Study of Pembrolizumab (MK-3475) vs. Brentuximab Vedotin in Participants With Relapsed or Refractory Classical Hodgkin Lymphoma (MK-3475-204/KEYNOTE-204)

NCT02684292

Merck Sharp & Dohme Corp.

300

22 Centers across the United States, Europe, Japan, and Australia

This is a phase III, randomized, open-label clinical trial that compares the PD-1 inhibitor pembrolizumab with brentuximab vedotin in subjects with relapsed or refractory classical Hodgkin lymphoma (HL). The primary outcome measures are progression-free survival and overall survival. A secondary outcome measure will be the objective response rate. Pembrolizumab will be given as 200-mg doses administered intravenously on day 1 of each three-week cycle, and brentuximab vedotin will be given at a dose of 1.8-mg/kg intravenously (maximum, 180 mg per dose) on day 1 of each three-week cycle. Both treatments can be given for up to 35 cycles.

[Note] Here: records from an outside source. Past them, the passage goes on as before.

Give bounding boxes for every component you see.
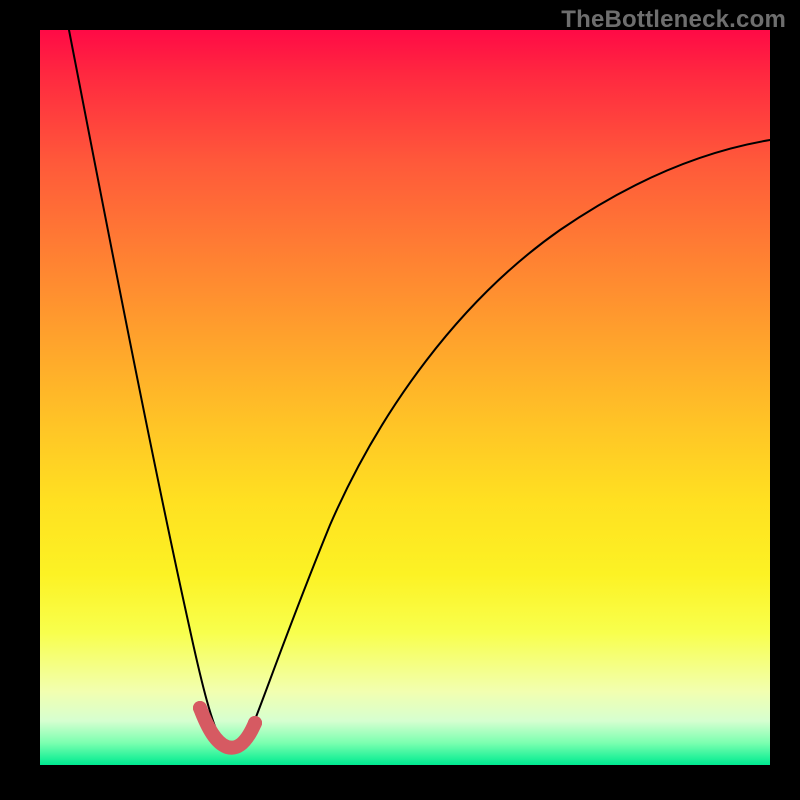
- chart-svg: [40, 30, 770, 765]
- chart-frame: TheBottleneck.com: [0, 0, 800, 800]
- curve-left-branch: [69, 30, 222, 742]
- trough-marker-end-cap: [248, 716, 262, 730]
- trough-marker: [200, 708, 255, 748]
- curve-right-branch: [246, 140, 770, 742]
- chart-plot-area: [40, 30, 770, 765]
- trough-marker-start-cap: [193, 701, 207, 715]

Blockade of PD-1 with antibodies such as pembrolizumab or nivolumab has been shown to be highly effective in patients with relapsed HL. Such treatment is well tolerated and relatively easy to administer. However, these studies have been performed in patients with late stage disease, so it is not clear how they will perform in patients at an earlier stage of the disease course. The anti-CD30 antibody-drug conjugate brentuximab is effective for patients who relapse after autologous stem cell transplantation or who are not suitable for this procedure. This study now compares the use of pembrolizumab directly against brentuximab at the same stage of disease.

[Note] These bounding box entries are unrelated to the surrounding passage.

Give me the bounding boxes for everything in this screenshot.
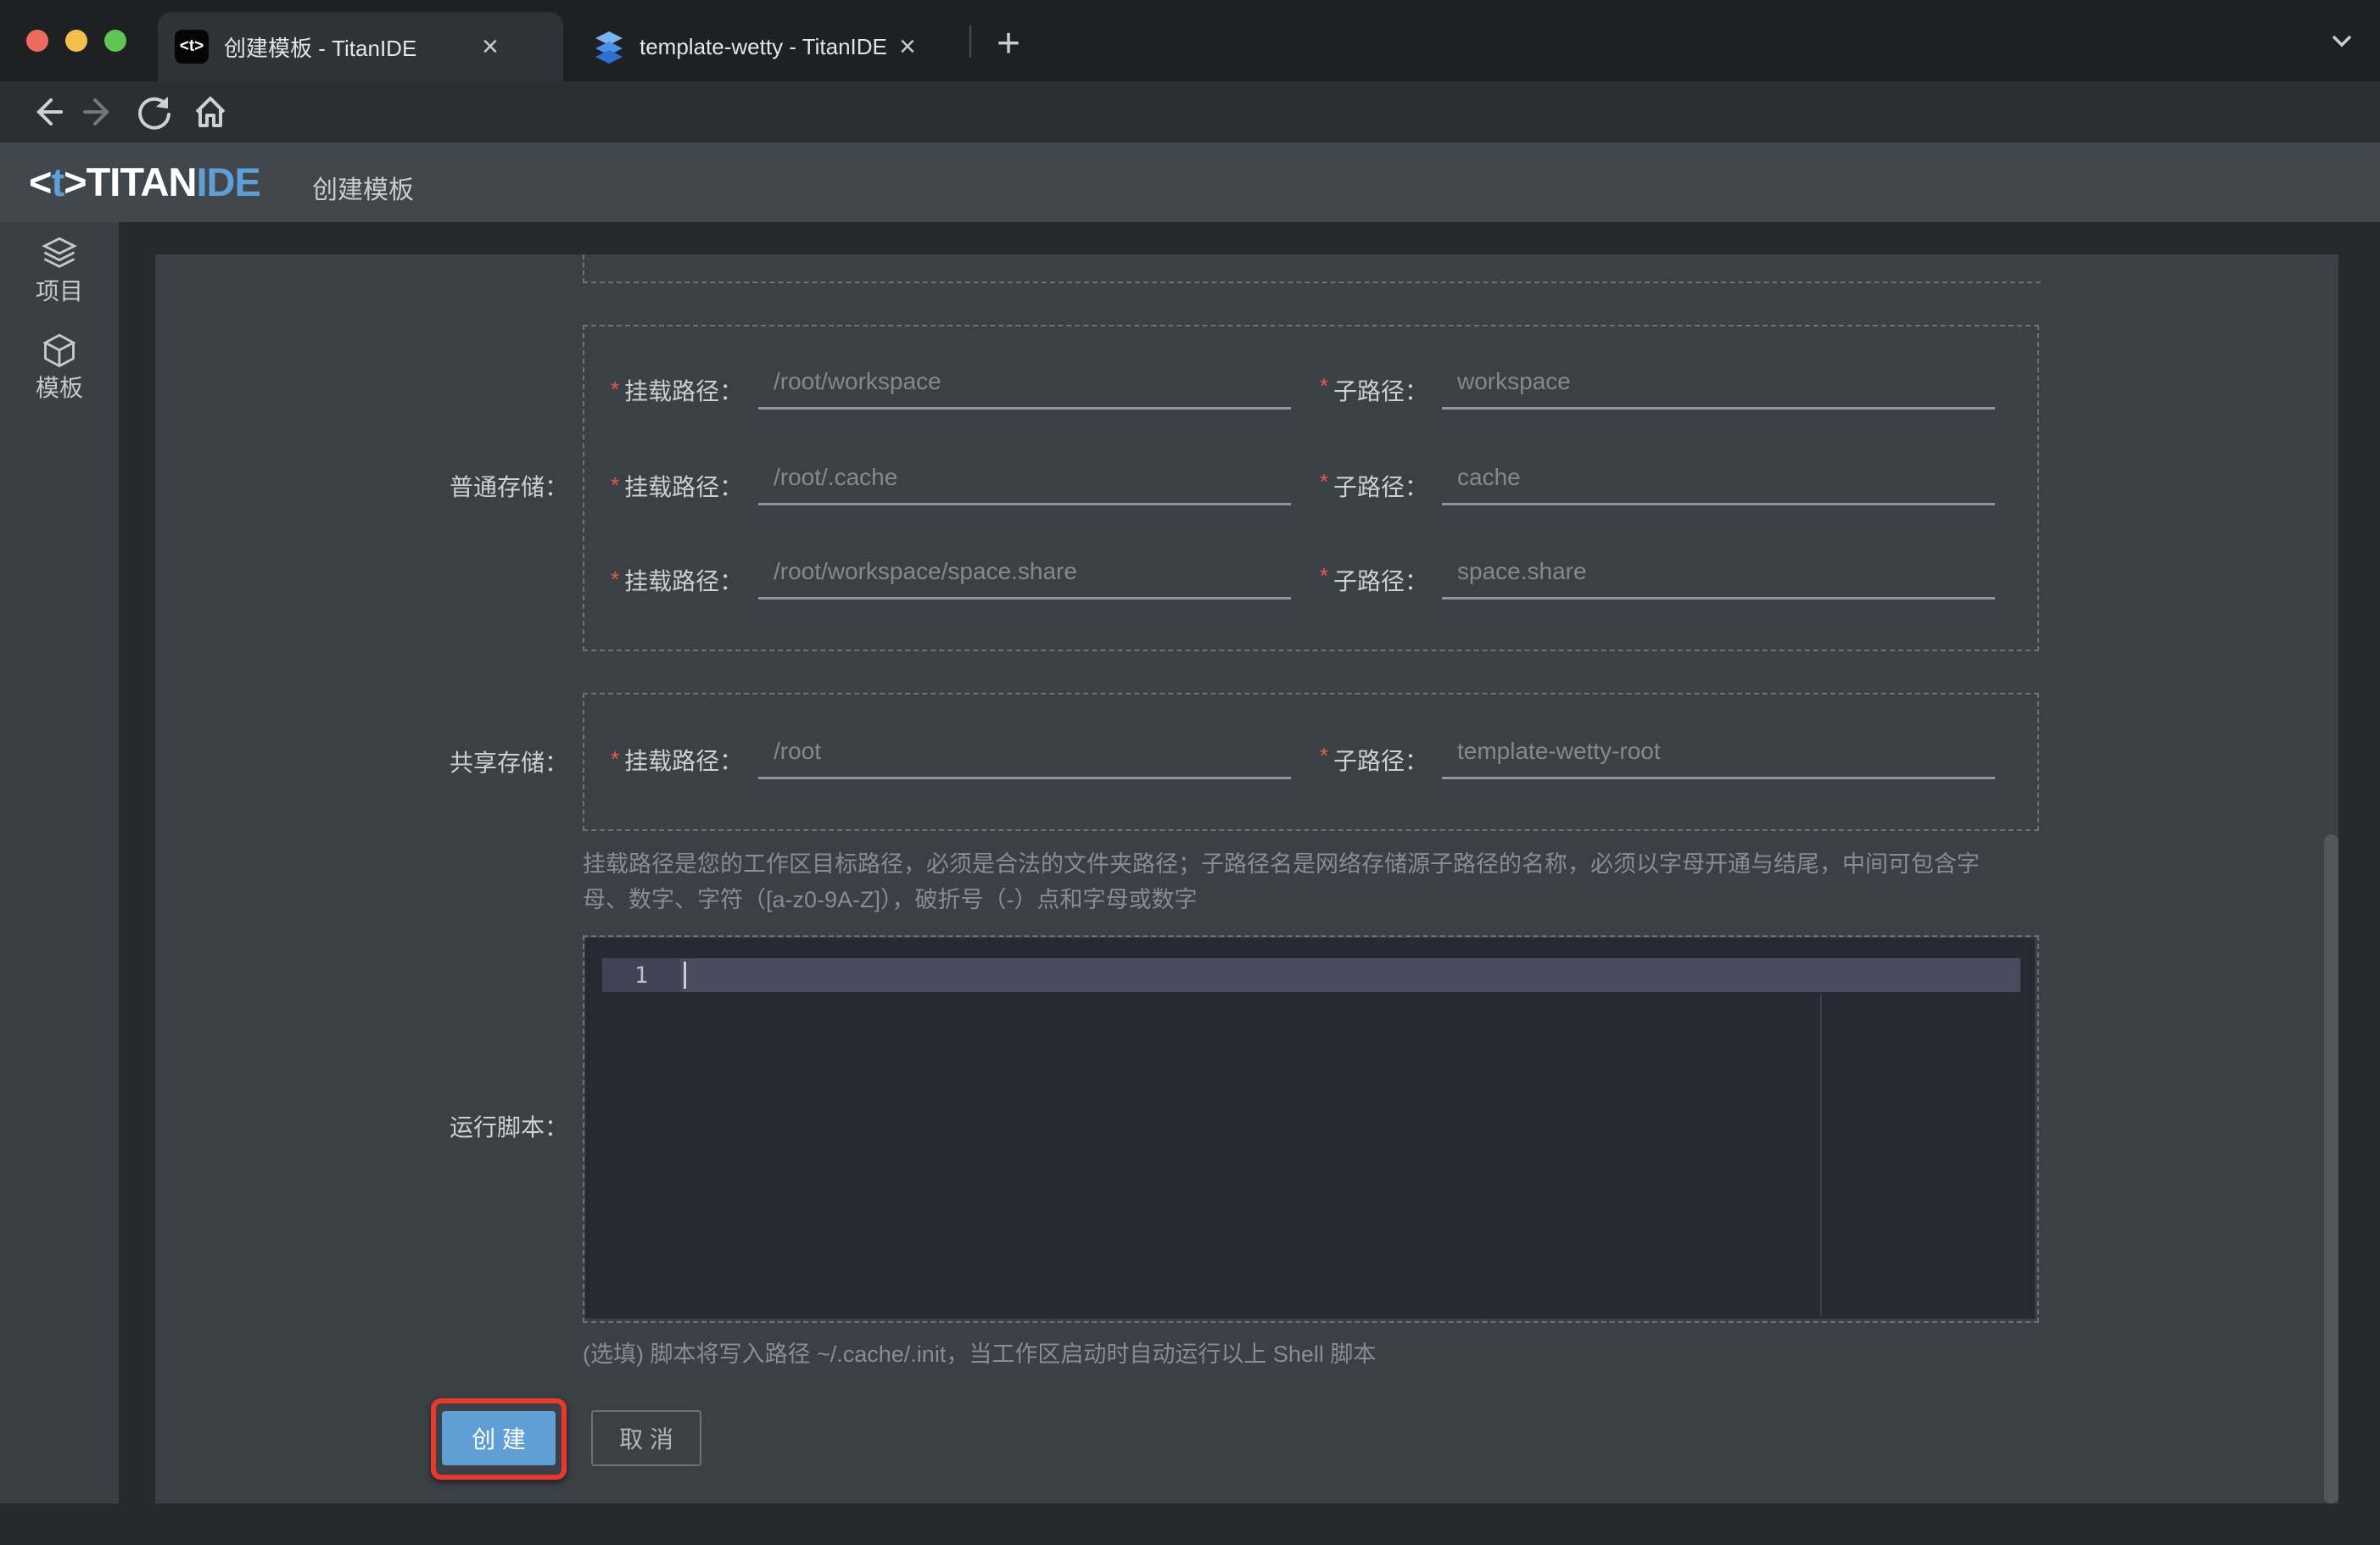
required-marker: * xyxy=(1320,373,1329,399)
sub-path-label: 子路径： xyxy=(1333,378,1429,404)
tab-title: template-wetty - TitanIDE xyxy=(640,33,887,59)
scrolled-group-remnant xyxy=(583,254,2041,283)
page-body: 项目 模板 普通存储： *挂载路径： *子路径： *挂载路径： xyxy=(0,222,2380,1545)
required-marker: * xyxy=(611,376,620,402)
titanide-logo: <t>TITANIDE xyxy=(29,159,261,204)
scrollbar-thumb[interactable] xyxy=(2324,834,2338,1503)
create-button[interactable]: 创 建 xyxy=(442,1411,556,1465)
browser-tab-strip: <t> 创建模板 - TitanIDE × template-wetty - T… xyxy=(0,0,2380,81)
mount-path-input[interactable] xyxy=(758,558,1291,600)
new-tab-button[interactable]: + xyxy=(984,19,1033,68)
required-marker: * xyxy=(1320,469,1329,494)
sub-path-input[interactable] xyxy=(1442,464,1995,505)
required-marker: * xyxy=(611,746,620,772)
required-marker: * xyxy=(611,566,620,592)
home-icon[interactable] xyxy=(188,90,232,134)
sub-path-label: 子路径： xyxy=(1333,474,1429,500)
mount-path-input[interactable] xyxy=(758,368,1291,410)
sub-path-input[interactable] xyxy=(1442,558,1995,600)
create-button-annotation: 创 建 xyxy=(431,1398,567,1480)
tab-separator xyxy=(969,25,971,58)
mount-path-label: 挂载路径： xyxy=(624,568,744,594)
close-tab-icon[interactable]: × xyxy=(482,32,499,61)
shared-storage-label: 共享存储： xyxy=(449,750,568,776)
cube-icon xyxy=(42,333,76,368)
tab-template-wetty[interactable]: template-wetty - TitanIDE × xyxy=(577,12,958,81)
back-icon[interactable] xyxy=(24,90,68,134)
sidebar-item-projects[interactable]: 项目 xyxy=(0,236,119,307)
sub-path-input[interactable] xyxy=(1442,738,1995,779)
editor-current-line xyxy=(602,958,2020,992)
storage-row: *挂载路径： *子路径： xyxy=(611,464,1995,505)
mount-path-input[interactable] xyxy=(758,738,1291,779)
path-help-line2: 母、数字、字符（[a-z0-9A-Z]），破折号（-）点和字母或数字 xyxy=(583,887,1198,912)
sidebar: 项目 模板 xyxy=(0,222,119,1503)
required-marker: * xyxy=(1320,563,1329,588)
sub-path-label: 子路径： xyxy=(1333,748,1429,774)
reload-icon[interactable] xyxy=(132,90,176,134)
line-number: 1 xyxy=(634,962,649,989)
layers-icon xyxy=(42,237,77,268)
screen: <t> 创建模板 - TitanIDE × template-wetty - T… xyxy=(0,0,2380,1545)
app-header: <t>TITANIDE 创建模板 demo ? 演 xyxy=(0,142,2380,354)
editor-ruler xyxy=(1820,994,1822,1316)
template-favicon xyxy=(595,31,623,64)
run-script-label: 运行脚本： xyxy=(449,1114,568,1141)
mount-path-input[interactable] xyxy=(758,464,1291,505)
sub-path-label: 子路径： xyxy=(1333,568,1429,594)
page-title: 创建模板 xyxy=(312,176,414,204)
titanide-favicon: <t> xyxy=(175,30,209,64)
tab-search-chevron-icon[interactable] xyxy=(2329,31,2355,51)
required-marker: * xyxy=(1320,743,1329,768)
tab-create-template[interactable]: <t> 创建模板 - TitanIDE × xyxy=(158,12,563,81)
editor-caret xyxy=(684,962,686,989)
sub-path-input[interactable] xyxy=(1442,368,1995,410)
sidebar-item-templates[interactable]: 模板 xyxy=(0,332,119,404)
editor-gutter: 1 xyxy=(602,958,680,992)
mount-path-label: 挂载路径： xyxy=(624,474,744,500)
cancel-button[interactable]: 取 消 xyxy=(591,1410,701,1466)
normal-storage-label: 普通存储： xyxy=(449,474,568,500)
forward-icon[interactable] xyxy=(78,90,122,134)
traffic-zoom-button[interactable] xyxy=(104,30,126,52)
path-help-line1: 挂载路径是您的工作区目标路径，必须是合法的文件夹路径；子路径名是网络存储源子路径… xyxy=(583,851,1980,877)
script-help-text: (选填) 脚本将写入路径 ~/.cache/.init，当工作区启动时自动运行以… xyxy=(583,1341,1377,1367)
traffic-minimize-button[interactable] xyxy=(65,30,87,52)
storage-row: *挂载路径： *子路径： xyxy=(611,558,1995,600)
storage-row: *挂载路径： *子路径： xyxy=(611,368,1995,410)
close-tab-icon[interactable]: × xyxy=(899,32,916,61)
tab-title: 创建模板 - TitanIDE xyxy=(224,35,417,61)
script-editor[interactable]: 1 xyxy=(585,938,2035,1319)
required-marker: * xyxy=(611,472,620,498)
browser-toolbar: try.titanide.cn/ide/web/workspace/templa… xyxy=(0,81,2380,214)
traffic-close-button[interactable] xyxy=(26,30,48,52)
mount-path-label: 挂载路径： xyxy=(624,378,744,404)
sidebar-item-label: 模板 xyxy=(35,375,83,401)
sidebar-item-label: 项目 xyxy=(35,278,83,304)
mount-path-label: 挂载路径： xyxy=(624,748,744,774)
storage-row: *挂载路径： *子路径： xyxy=(611,738,1995,779)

Hematologists might be excused for thinking that they pioneered the introduction of almost all forms of modern cancer therapy. Single-agent chemotherapy, combination chemotherapy, monoclonal antibodies, and kinase inhibitors all have their roots in the management of leukemia and lymphoma. However, solid tumor oncology has forged a leading position in the deployment of immunotherapy. Here, the monoclonal antibody “checkpoint inhibitors” such as anti-PD-1 or anti-PD-L1 are poised to overturn the conventional approach to cancer therapy.

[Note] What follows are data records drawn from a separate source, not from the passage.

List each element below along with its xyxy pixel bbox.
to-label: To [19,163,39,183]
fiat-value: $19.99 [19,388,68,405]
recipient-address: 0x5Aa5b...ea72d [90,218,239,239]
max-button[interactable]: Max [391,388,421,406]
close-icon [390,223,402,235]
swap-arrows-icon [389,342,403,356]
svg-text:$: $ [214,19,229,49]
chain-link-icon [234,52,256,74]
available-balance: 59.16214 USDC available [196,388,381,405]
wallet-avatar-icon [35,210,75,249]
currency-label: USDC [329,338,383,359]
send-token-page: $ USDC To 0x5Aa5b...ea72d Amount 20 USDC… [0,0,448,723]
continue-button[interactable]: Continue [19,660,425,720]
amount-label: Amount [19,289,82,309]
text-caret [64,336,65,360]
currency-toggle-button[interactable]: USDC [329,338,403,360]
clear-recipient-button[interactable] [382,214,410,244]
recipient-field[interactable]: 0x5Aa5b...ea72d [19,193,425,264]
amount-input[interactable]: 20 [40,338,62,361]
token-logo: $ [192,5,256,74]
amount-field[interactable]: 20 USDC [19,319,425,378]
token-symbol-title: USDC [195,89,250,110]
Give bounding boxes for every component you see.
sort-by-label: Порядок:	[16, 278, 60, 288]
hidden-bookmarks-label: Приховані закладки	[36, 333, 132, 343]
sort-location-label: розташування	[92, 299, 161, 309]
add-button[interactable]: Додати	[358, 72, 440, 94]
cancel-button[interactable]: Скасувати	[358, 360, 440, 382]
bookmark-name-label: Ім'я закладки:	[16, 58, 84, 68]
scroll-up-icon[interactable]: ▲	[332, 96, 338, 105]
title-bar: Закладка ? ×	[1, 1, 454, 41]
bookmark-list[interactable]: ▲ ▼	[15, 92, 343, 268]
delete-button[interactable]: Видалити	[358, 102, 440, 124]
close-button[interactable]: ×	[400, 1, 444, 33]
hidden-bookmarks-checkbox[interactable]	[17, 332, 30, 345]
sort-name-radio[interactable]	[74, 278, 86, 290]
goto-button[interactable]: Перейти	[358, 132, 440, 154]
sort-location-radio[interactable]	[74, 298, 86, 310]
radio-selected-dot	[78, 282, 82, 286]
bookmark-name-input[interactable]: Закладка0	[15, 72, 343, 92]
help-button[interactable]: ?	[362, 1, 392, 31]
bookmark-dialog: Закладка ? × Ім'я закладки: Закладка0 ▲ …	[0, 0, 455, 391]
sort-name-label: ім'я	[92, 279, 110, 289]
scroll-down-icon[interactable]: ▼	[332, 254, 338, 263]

Within hematology, PD-1 blockade has been most effective in the treatment of relapsed classical HL (cHL). PD-L1 expression is increased in many cases of cHL through genetic amplification at chromosome 9p24.1. The pioneering study of Dr. Stephen M. Ansell and colleagues revealed a response rate of 87 percent following administration of nivolumab — another antibody that blocks PD-1.¹  Pembrolizumab is also effective, with a 67 percent response rate seen in cHL patients for whom brentuximab has failed.²  However, patients in these trials had advanced disease; therefore, the exciting aspect of this study is that PD-1 blockade is being introduced earlier in the cHL treatment pathway, and in direct comparison to brentuximab. Furthermore, if the results of this study are indeed positive, it moves us closer to considering checkpoint blockade as a potential frontline therapy for HL. Such incremental improvements cannot be assumed; for example, nivolumab recently failed to show improvement against chemotherapy for the first-line treatment of non–small-cell lung cancer.³  Additionally, although response rates to checkpoint blockade in cHL are impressive, only a minority of patients currently achieve complete remission. Checkpoint blockade is now being combined with chemotherapy in several settings, although the optimal sequential approach remains to be determined. Much work needs to be done, but if progress is maintained, we may perhaps move from ABVD to C-ABVD (or perhaps ABCD-V). Now there is an abecedarian acronym to make even hematologists take note.